Aside from the usage of dongles, the software licensing and new feature enablement process within an enterprise that utilizes multiple applications and application server systems can be difficult to manage. This is best understood in the context of an industrial or commercial manufacturing environment, such as in the mail processing industry, where several different types of machinery (inserters, sorters, cutters, accumulators, transport devices, etc.) may be utilized in one facility, all operating different software and/or hardware. When licenses must be renewed or features must be added or enabled for software or hardware in such an environment, the product manufacturer must update each operating computer, server, or machine individually, which can be timely and costly. Moreover, the licensing process in this scenario becomes more cumbersome in the absence of a uniform product licensing procedure as each product may require its own special function calls based on the device upon which it operates. This level of complexity in licensing or updating/enablement is obviously more difficult to execute, track, and manage.

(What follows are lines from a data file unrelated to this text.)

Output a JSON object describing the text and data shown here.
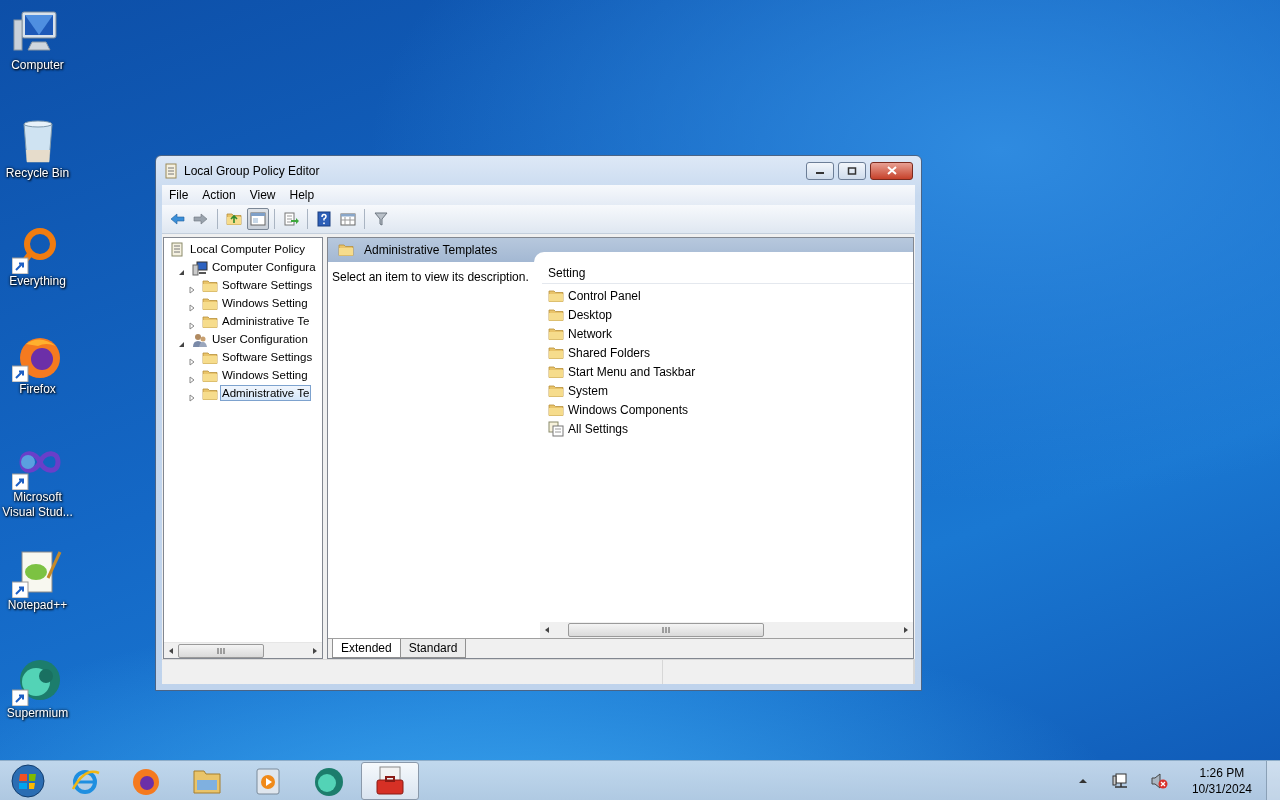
{
  "desktop_icons": [
    {
      "label": "Computer",
      "kind": "computer",
      "shortcut": false
    },
    {
      "label": "Recycle Bin",
      "kind": "recycle",
      "shortcut": false
    },
    {
      "label": "Everything",
      "kind": "ring",
      "shortcut": true
    },
    {
      "label": "Firefox",
      "kind": "firefox",
      "shortcut": true
    },
    {
      "label": "Microsoft Visual Stud...",
      "kind": "infinity",
      "shortcut": true
    },
    {
      "label": "Notepad++",
      "kind": "notepad",
      "shortcut": true
    },
    {
      "label": "Supermium",
      "kind": "supermium",
      "shortcut": true
    }
  ],
  "window": {
    "title": "Local Group Policy Editor",
    "menu": [
      "File",
      "Action",
      "View",
      "Help"
    ],
    "tree": [
      {
        "label": "Local Computer Policy",
        "kind": "policy",
        "selected": false,
        "children": [
          {
            "label": "Computer Configura",
            "kind": "computer",
            "expanded": true,
            "selected": false,
            "children": [
              {
                "label": "Software Settings",
                "kind": "folder",
                "expanded": false,
                "selected": false
              },
              {
                "label": "Windows Setting",
                "kind": "folder",
                "expanded": false,
                "selected": false
              },
              {
                "label": "Administrative Te",
                "kind": "folder",
                "expanded": false,
                "selected": false
              }
            ]
          },
          {
            "label": "User Configuration",
            "kind": "user",
            "expanded": true,
            "selected": false,
            "children": [
              {
                "label": "Software Settings",
                "kind": "folder",
                "expanded": false,
                "selected": false
              },
              {
                "label": "Windows Setting",
                "kind": "folder",
                "expanded": false,
                "selected": false
              },
              {
                "label": "Administrative Te",
                "kind": "folder",
                "expanded": false,
                "selected": true
              }
            ]
          }
        ]
      }
    ],
    "header": "Administrative Templates",
    "description": "Select an item to view its description.",
    "column": "Setting",
    "items": [
      {
        "label": "Control Panel",
        "kind": "folder"
      },
      {
        "label": "Desktop",
        "kind": "folder"
      },
      {
        "label": "Network",
        "kind": "folder"
      },
      {
        "label": "Shared Folders",
        "kind": "folder"
      },
      {
        "label": "Start Menu and Taskbar",
        "kind": "folder"
      },
      {
        "label": "System",
        "kind": "folder"
      },
      {
        "label": "Windows Components",
        "kind": "folder"
      },
      {
        "label": "All Settings",
        "kind": "settings"
      }
    ],
    "tabs": [
      {
        "label": "Extended",
        "selected": true
      },
      {
        "label": "Standard",
        "selected": false
      }
    ]
  },
  "taskbar": {
    "apps": [
      {
        "kind": "ie",
        "active": false
      },
      {
        "kind": "firefox",
        "active": false
      },
      {
        "kind": "explorer",
        "active": false
      },
      {
        "kind": "media",
        "active": false
      },
      {
        "kind": "supermium",
        "active": false
      },
      {
        "kind": "toolbox",
        "active": true
      }
    ],
    "time": "1:26 PM",
    "date": "10/31/2024"
  }
}
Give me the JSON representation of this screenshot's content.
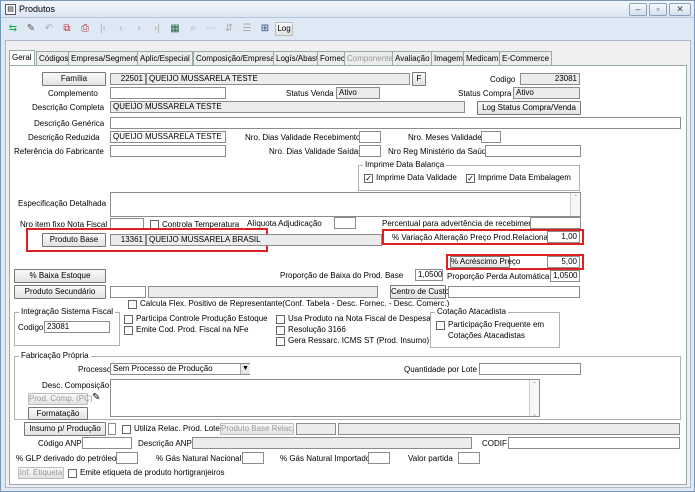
{
  "window": {
    "title": "Produtos"
  },
  "toolbar": {
    "log_label": "Log"
  },
  "tabs": [
    "Geral",
    "Códigos",
    "Empresa/Segmento",
    "Aplic/Especial",
    "Composição/Empresa",
    "Logís/Abast",
    "Fornec",
    "Componentes",
    "Avaliação",
    "Imagem",
    "Medicam.",
    "E-Commerce"
  ],
  "form": {
    "familia_button": "Família",
    "familia_code": "22501",
    "familia_name": "QUEIJO MUSSARELA TESTE",
    "f_button": "F",
    "codigo_label": "Codigo",
    "codigo_value": "23081",
    "complemento_label": "Complemento",
    "status_venda_label": "Status Venda",
    "status_venda_value": "Ativo",
    "status_compra_label": "Status Compra",
    "status_compra_value": "Ativo",
    "descricao_completa_label": "Descrição Completa",
    "descricao_completa_value": "QUEIJO MUSSARELA TESTE",
    "log_status_button": "Log Status Compra/Venda",
    "descricao_generica_label": "Descrição Genérica",
    "descricao_reduzida_label": "Descrição Reduzida",
    "descricao_reduzida_value": "QUEIJO MUSSARELA TESTE",
    "nro_dias_receb_label": "Nro. Dias Validade Recebimento",
    "nro_meses_label": "Nro. Meses Validade",
    "referencia_label": "Referência do Fabricante",
    "nro_dias_saidas_label": "Nro. Dias Validade Saídas",
    "nro_reg_ms_label": "Nro Reg Ministério da Saúde",
    "imprime_group": "Imprime Data Balança",
    "imprime_validade": "Imprime Data Validade",
    "imprime_embalagem": "Imprime Data Embalagem",
    "especificacao_label": "Especificação Detalhada",
    "nro_item_nf_label": "Nro item fixo Nota Fiscal",
    "controla_temp_label": "Controla Temperatura",
    "aliquota_label": "Alíquota Adjudicação",
    "percentual_label": "Percentual para advertência de recebimento",
    "produto_base_button": "Produto Base",
    "produto_base_code": "13361",
    "produto_base_name": "QUEIJO MUSSARELA BRASIL",
    "variacao_label": "% Variação Alteração Preço Prod.Relacionado",
    "variacao_value": "1,00",
    "acrescimo_button": "% Acréscimo Preço",
    "acrescimo_value": "5,00",
    "baixa_estoque_button": "% Baixa Estoque",
    "proporcao_baixa_label": "Proporção de Baixa do Prod. Base",
    "proporcao_baixa_value": "1,0500",
    "proporcao_perda_label": "Proporção Perda Automática",
    "proporcao_perda_value": "1,0500",
    "produto_secundario_button": "Produto Secundário",
    "centro_custo_button": "Centro de Custo",
    "calcula_flex_label": "Calcula Flex. Positivo de Representante(Conf. Tabela - Desc. Fornec. - Desc. Comerc.)",
    "integracao_group": "Integração Sistema Fiscal",
    "integracao_codigo_label": "Codigo",
    "integracao_codigo_value": "23081",
    "participa_promo_label": "Participa Controle Produção Estoque",
    "emite_cod_label": "Emite Cod. Prod. Fiscal na NFe",
    "usa_produto_label": "Usa Produto na Nota Fiscal de Despesa",
    "resolucao_label": "Resolução 3166",
    "gera_ressarc_label": "Gera Ressarc. ICMS ST (Prod. Insumo)",
    "cotacao_group": "Cotação Atacadista",
    "cotacao_label1": "Participação Frequente em",
    "cotacao_label2": "Cotações Atacadistas",
    "fabricacao_group": "Fabricação Própria",
    "processo_label": "Processo",
    "processo_value": "Sem Processo de Produção",
    "quantidade_lote_label": "Quantidade por Lote",
    "desc_composicao_label": "Desc. Composição",
    "prod_comp_button": "Prod. Comp. (PC)",
    "formatacao_button": "Formatação",
    "insumo_button": "Insumo p/ Produção",
    "utiliza_relac_label": "Utiliza Relac. Prod. Lote",
    "produto_base_relac_button": "Produto Base Relac.",
    "codigo_anp_label": "Código ANP",
    "descricao_anp_label": "Descrição ANP",
    "codif_label": "CODIF",
    "glp_label": "% GLP derivado do petróleo",
    "gas_nacional_label": "% Gás Natural Nacional",
    "gas_importado_label": "% Gás Natural Importado",
    "valor_partida_label": "Valor partida",
    "inf_etiqueta_button": "Inf. Etiqueta",
    "emite_etiqueta_label": "Emite etiqueta de produto hortigranjeiros"
  },
  "colors": {
    "highlight": "#e02020",
    "title_bg": "#dbe6f3"
  }
}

To address the challenges described above, a method and system is required to allow for the customization of a security device to accommodate product updates and/or new product functions or features to be enabled without the need for untimely and costly dongle replacement. Furthermore, a way is needed for products of all kinds, be they software and/or hardware or both, to be activated according to a trial period, wherein the dongle need not be replaced at the time of activation or expiration of the trial period. Still further, a more effective licensing and enablement process is needed in order to manage the overall product licensing process of a facility that employs multiple products and/or applications.

SUMMARY

The present subject matter relates to systems and methods related to licensing and licensing activation.

In accord with the present concepts disclosed herein, there is provided a method that includes obtaining control data for provisioning at least one operating function of at least one product from a licensing system. Control data is supplied to a security device. The security device is coupled to a programmable system and enables installation of a licensed portion of product software on the programmable system based on the control data.

Also disclosed is a method involving the steps of obtaining control data for provisioning at least one operating function of at least one product from a licensing system. The control data is supplied to a security device, to program the security device. The control data supports capabilities of selectively: (a) enabling execution at run time of a licensed portion of product software previously loaded on the programmable system, corresponding to the at least one operating function; and (b) enabling installation of a licensed portion of product software corresponding to the at least one operating function at install time on the programmable system.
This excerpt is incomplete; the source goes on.